Many of us started out with jquery. It is truly a great library that has made javascript development much easier and more convenient. We should realize that the library provides a set of tools that are designed to help developers with everyday problems – DOM tree manipulation, event handling, animations, working with ajax, etc. We are so used to this tool that we use it everywhere.
Javascript is a multi-paradigm programming language, and it provides several approaches to implementing applications. You can use both object-oriented approach and functional approach (which is the most popular in this language nowadays). In addition, the language has an event-driven model, without which it is difficult to imagine the development of any user interface. There is no escape from the procedural style.

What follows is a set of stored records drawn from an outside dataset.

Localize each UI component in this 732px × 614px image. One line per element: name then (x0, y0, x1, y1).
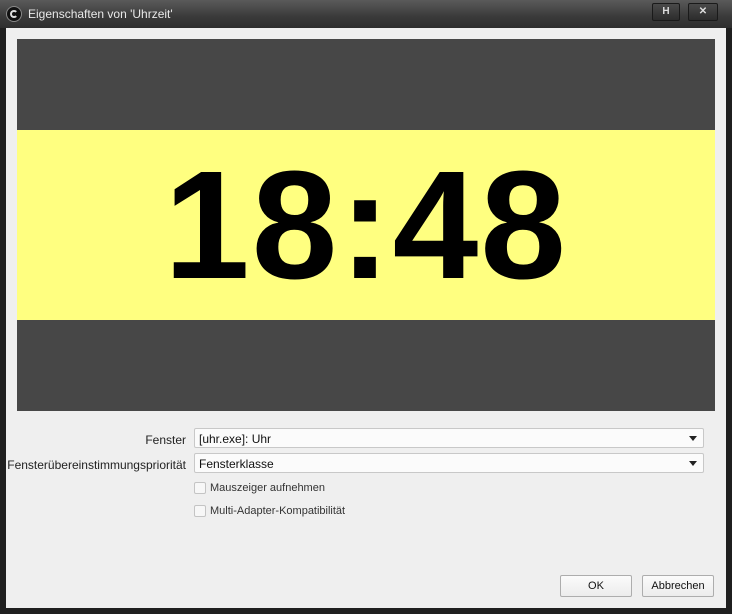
obs-app-icon (6, 6, 22, 22)
window-title: Eigenschaften von 'Uhrzeit' (28, 7, 173, 21)
cancel-button[interactable]: Abbrechen (642, 575, 714, 597)
captured-clock-band: 18:48 (17, 130, 715, 320)
title-bar[interactable]: Eigenschaften von 'Uhrzeit' H ✕ (0, 0, 732, 28)
capture-cursor-checkbox[interactable] (194, 482, 206, 494)
clock-time-text: 18:48 (164, 139, 568, 311)
dialog-body: 18:48 Fenster [uhr.exe]: Uhr Fensterüber… (6, 28, 726, 608)
window-select-value: [uhr.exe]: Uhr (199, 432, 272, 446)
ok-button[interactable]: OK (560, 575, 632, 597)
priority-select-value: Fensterklasse (199, 457, 274, 471)
properties-dialog: Eigenschaften von 'Uhrzeit' H ✕ 18:48 Fe… (0, 0, 732, 614)
multi-adapter-checkbox[interactable] (194, 505, 206, 517)
chevron-down-icon (689, 461, 697, 466)
window-label: Fenster (145, 433, 186, 447)
chevron-down-icon (689, 436, 697, 441)
priority-select[interactable]: Fensterklasse (194, 453, 704, 473)
help-button[interactable]: H (652, 3, 680, 21)
window-select[interactable]: [uhr.exe]: Uhr (194, 428, 704, 448)
close-button[interactable]: ✕ (688, 3, 718, 21)
capture-cursor-label[interactable]: Mauszeiger aufnehmen (210, 482, 325, 494)
source-preview: 18:48 (17, 39, 715, 411)
multi-adapter-label[interactable]: Multi-Adapter-Kompatibilität (210, 505, 345, 517)
priority-label: Fensterübereinstimmungspriorität (7, 458, 186, 472)
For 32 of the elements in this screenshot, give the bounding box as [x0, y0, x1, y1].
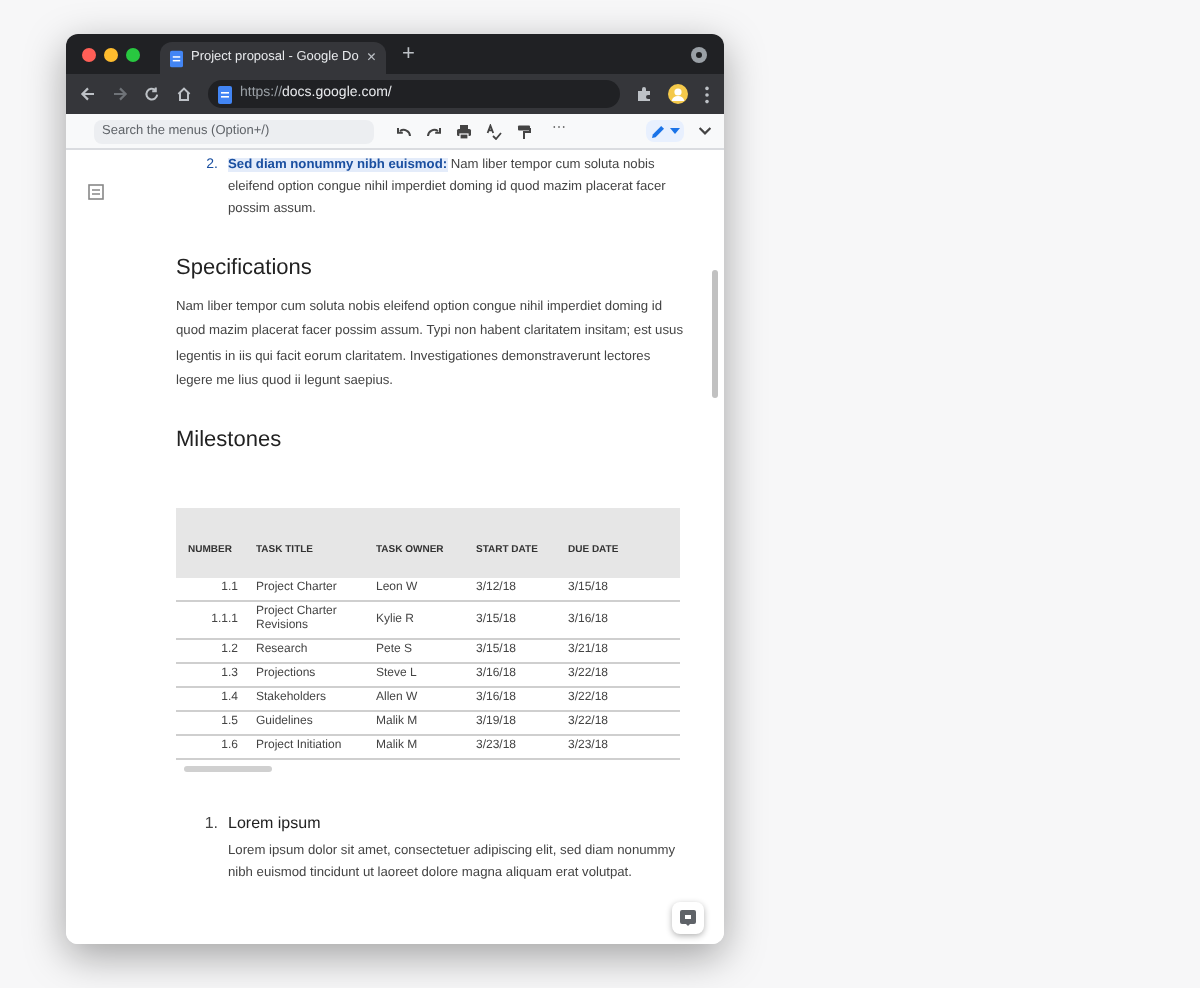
- section-heading: Milestones: [176, 425, 284, 455]
- document-icon: [218, 85, 232, 103]
- forward-arrow-icon[interactable]: [112, 86, 128, 102]
- scrollbar-thumb[interactable]: [712, 270, 718, 398]
- section-heading: Specifications: [176, 254, 314, 284]
- undo-icon[interactable]: [396, 125, 412, 137]
- avatar-icon[interactable]: [668, 84, 688, 104]
- list-heading: Lorem ipsum: [228, 812, 321, 836]
- caret-icon: [670, 128, 680, 134]
- horizontal-scrollbar-thumb[interactable]: [184, 766, 272, 772]
- document-icon: [170, 49, 183, 67]
- list-number: 1.: [202, 812, 220, 836]
- circle-icon[interactable]: [690, 45, 708, 63]
- puzzle-icon[interactable]: [636, 86, 652, 102]
- explore-button[interactable]: [672, 902, 704, 934]
- editing-mode-button[interactable]: [646, 120, 684, 142]
- spellcheck-icon[interactable]: [486, 123, 502, 139]
- maximize-window-icon[interactable]: [126, 47, 140, 61]
- minimize-window-icon[interactable]: [104, 47, 118, 61]
- pencil-icon: [650, 123, 666, 139]
- close-tab-button[interactable]: ×: [366, 50, 376, 66]
- home-icon[interactable]: [176, 86, 192, 102]
- redo-icon[interactable]: [426, 125, 442, 137]
- print-icon[interactable]: [456, 123, 472, 139]
- back-arrow-icon[interactable]: [80, 86, 96, 102]
- chevron-down-icon[interactable]: [698, 126, 712, 136]
- close-window-icon[interactable]: [82, 47, 96, 61]
- reload-icon[interactable]: [144, 86, 160, 102]
- paint-roller-icon[interactable]: [516, 123, 532, 139]
- outline-icon[interactable]: [88, 184, 104, 200]
- kebab-menu-icon[interactable]: [704, 85, 710, 103]
- new-tab-button[interactable]: +: [402, 43, 415, 65]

It so happens that in the minds of developers who often use jquery in their projects (especially those who started with jquery), a single principle of writing applications is firmly planted:
- find the right DOM element in the tree;
- bind to it the necessary event handlers;
- write code in the events that changes the DOM;
- repeat.
But this scheme, despite the fact that it has many advantages (ease of understanding, clarity, low threshold of entry) has a number of significant disadvantages:
- as the application grows, the amount of code increases exponentially;
- duplication and a lot of redundant and/or global functions inevitably appear;
- inconvenience (or even impossibility) of reuse;
- complication of support and development;
- on serious projects it starts to noticeably slow down the overall performance.
The modular approach to development is aimed at solving these problems. You just need to rethink the rules and principles that have been professed for many years and look in the direction of something new, not to tread on the ground.
Just don’t think that jquery is bad. You can write perfectly structured, modular code with its help, but it requires a bit more effort than just the noodles we are so used to.